Неможно было без удручающего стыда вынести бесславное наше поражение. Я доподлинно ведаю, что отчаяние послужило к самоубийству секунд-майора Федотова, и в армии заметно умножилось число дезертиров. Иные офицеры штаба почти открыто говаривали об измене, но, увы, никто не мог достоверно указать на источник оной: все терялись в догадках и недоумевали, приписывая по обыкновению все беды распущенности наших нравов и бестолковости исполнителей.
Едва дивизионный лекарь подлечил мою рану, я, призвав помощи покровителей, попросился в действующий полк. Понеже, однако, был ещё нездоров, указали мне сопровождать очередного курьера в Петербург. Случилось почти невозможное, и, наскоро собравшись, оставил я своих товарищей, пылая ненавистью к беспорядкам, так дорого нам вставшим.
Бесполезен ли был внутренний бунт моего сердца? Что-то надо было предпринять, чтобы не отравить себе совсем жизни, не уступить чувствам обречённости, и так я обратился с рапортом, хотя не рвался на поле брани, довольно убедившись, что смерть не щадит ни храброго, ни трусливого, но, впрочем, нисколько не дорожа уже собственной жизнью, — ведь в могилу полегли гораздо более достойные.
На пути к Кенигсбергу застигла меня весть о новом позоре — о снятии осады померанской крепости Кольберг. Предпринятая корпусом генерал-майора Пальмбаха осада в недолгий срок обошлась нам в многотысячные потери.
В Петербург я добрался глубокой осенью в затяжные дожди. Просторная столица впервые показалась мне тёмной, крошечной и лишённой надежды. Повсюду замечалось уныние, всех изводили простуды, в каждой почти семье, где мне случилось бывать, развозя личные письма, царила скорбь. Многих, многих затронуло несчастье Цорндорфской баталии: у кого убили сына, у кого изувечили отца или брата. Государыня также хворала, и были слухи, правда весьма глухие, что лекари её, иноземцы, ищут поскорее её умертвить.

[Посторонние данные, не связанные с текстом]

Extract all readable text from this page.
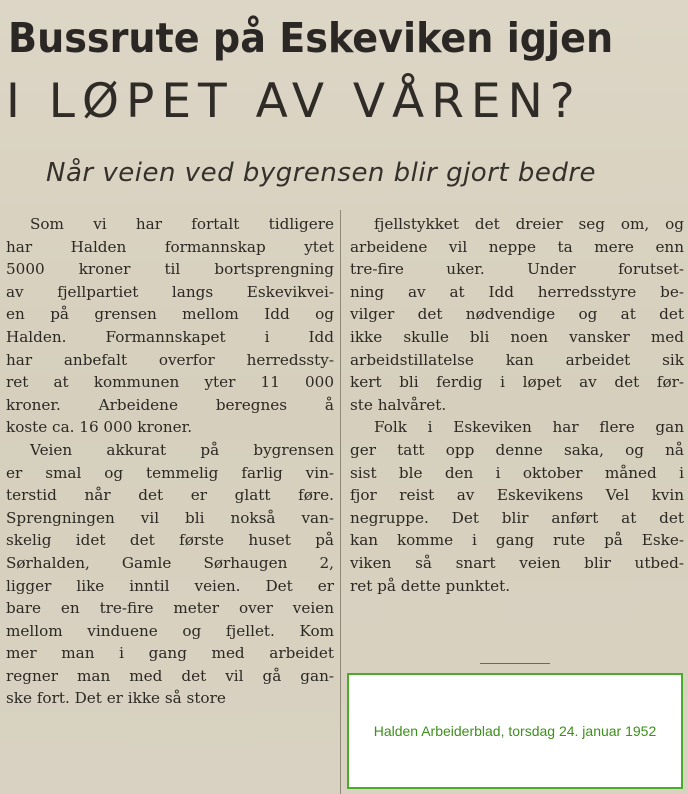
Bussrute på Eskeviken igjen
I LØPET AV VÅREN?
Når veien ved bygrensen blir gjort bedre

Som vi har fortalt tidligere
har Halden formannskap ytet
5000 kroner til bortsprengning
av fjellpartiet langs Eskevikvei-
en på grensen mellom Idd og
Halden. Formannskapet i Idd
har anbefalt overfor herredssty-
ret at kommunen yter 11 000
kroner. Arbeidene beregnes å
koste ca. 16 000 kroner.

Veien akkurat på bygrensen
er smal og temmelig farlig vin-
terstid når det er glatt føre.
Sprengningen vil bli nokså van-
skelig idet det første huset på
Sørhalden, Gamle Sørhaugen 2,
ligger like inntil veien. Det er
bare en tre-fire meter over veien
mellom vinduene og fjellet. Kom
mer man i gang med arbeidet
regner man med det vil gå gan-
ske fort. Det er ikke så store

fjellstykket det dreier seg om, og
arbeidene vil neppe ta mere enn
tre-fire uker. Under forutset-
ning av at Idd herredsstyre be-
vilger det nødvendige og at det
ikke skulle bli noen vansker med
arbeidstillatelse kan arbeidet sik
kert bli ferdig i løpet av det før-
ste halvåret.

Folk i Eskeviken har flere gan
ger tatt opp denne saka, og nå
sist ble den i oktober måned i
fjor reist av Eskevikens Vel kvin
negruppe. Det blir anført at det
kan komme i gang rute på Eske-
viken så snart veien blir utbed-
ret på dette punktet.

Halden Arbeiderblad, torsdag 24. januar 1952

Став на квартиру со своими людьми на Васильевском острову в доме канцеляриста Петрова, что восьмой линии, я зажил сущим затворником: в полдень только выходил в ближайший трактир выкушать чаю или напиться кофею, прочитать «Санкт-Петербургские ведомости»[9] да постоять созерцателем у бильярда, играемого обыкновенно на деньги. Остальное время, когда не спал, сидел я подле окошка, слушая заунывный свист и хлюп осенней непогоди и обзирая грязную пустынную улицу. Вот свинья пробрела по лужам, похрюкивая и помахивая хвостом, вот обыватель с собакою проплёлся, ступая с кочки на кочку, вот в житнях и конюшнях напротив забегали холопы. А вот и колодники появились — в последний раз, видать, перед зимою. Стали сгребать вилами да складывать на повозку, запряжённую клячею, всякий сор и всякую дрянь, выбрасываемую из подворотен. Стражник-инвалид, зажав под мышкой ружьецо, потопал ногами, ёжась от ветра, замахал вдруг рукою, что-то крича, дал кобылке подстёбку, и вся команда нестройно потащилась за клячею дальше, помогая ей выбираться из колдобин…
Столичная жизнь предстала предо мной до того скучной и пустой, что я положил себе за благо испросить отпуск, ссылаясь на то, что рана моя в плече неожиданно осложнилась, а контуженная нога распухла так, что я принуждён был сменить сапоги.
Пока я заполучал необходимые свидетельства из Генеральной сухопутной шпитали, пока прошение моё об отпуске ходило по инстанциям, я всё раздумывал о несчастьях, постигших отечество, не ведая тогда, признаться, и сотой части действительных бедствий его.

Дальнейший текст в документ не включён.